Apa yang Membuat Kita Masih Indonesia?

Menjelang Visi Indonesia Emas 2045, kemajuan bangsa tidak cukup hanya diukur melalui pertumbuhan ekonomi dan infrastruktur fisik. Penguatan nilai Pancasila dan karakter manusia dinilai sangat mendesak di tengah ancaman erosi sosial, krisis adab publik, dan tantangan penegakan hukum yang berlangsung secara bertahap.

Tantangan kebangsaan ini diperkuat oleh sejumlah data empiris.

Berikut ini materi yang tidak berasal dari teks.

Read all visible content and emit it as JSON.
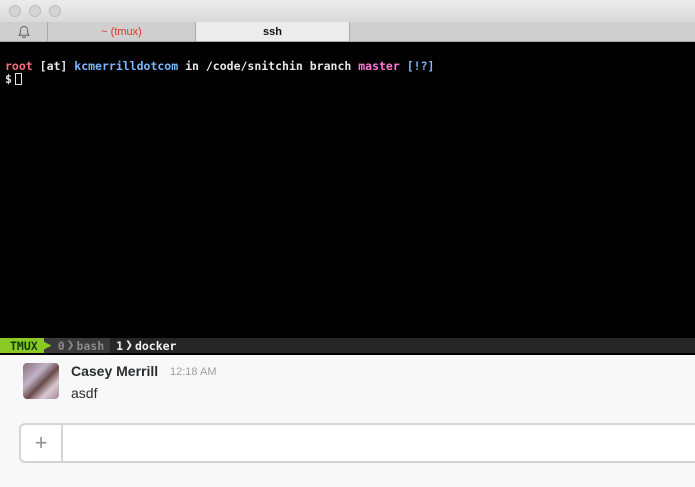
{
  "tabs": {
    "tmux_label": "~ (tmux)",
    "ssh_label": "ssh"
  },
  "terminal": {
    "prompt": {
      "user": "root",
      "at": "[at]",
      "host": "kcmerrilldotcom",
      "in_text": "in",
      "path": "/code/snitchin",
      "branch_text": "branch",
      "branch": "master",
      "status": "[!?]",
      "symbol": "$"
    }
  },
  "statusbar": {
    "session": "TMUX",
    "window0_index": "0",
    "window0_name": "bash",
    "window1_index": "1",
    "window1_name": "docker"
  },
  "message": {
    "sender": "Casey Merrill",
    "timestamp": "12:18 AM",
    "text": "asdf"
  },
  "composer": {
    "plus_label": "+"
  },
  "colors": {
    "tmux_accent": "#8ac926",
    "tmux_tab_red": "#e0332b",
    "prompt_root": "#ff6e7a",
    "prompt_host": "#7db7ff",
    "prompt_branch": "#ff7ad9"
  }
}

Laporan BPS mencatat Rasio Gini ketimpangan ekonomi nasional berada di angka 0,375, sementara ketimpangan perkotaan mencapai 0,395. Selain itu, Indeks Perilaku Anti-Korupsi berada di skor 3,85, serta riset Digital Civility Index dari Microsoft menempatkan tingkat keadaban digital netizen Indonesia pada posisi ke-29 dari 32 negara.

Guna mengatasi berbagai persoalan tersebut, Pancasila harus diwujudkan sebagai prinsip hidup nyata dalam keadilan dan etika publik. Pembangunan nasional ke depan berfokus mencetak manusia Indonesia yang berintegritas, toleran, cerdas, dan adaptif terhadap teknologi modern tanpa kehilangan akar kebudayaan serta jatidiri kebangsaan.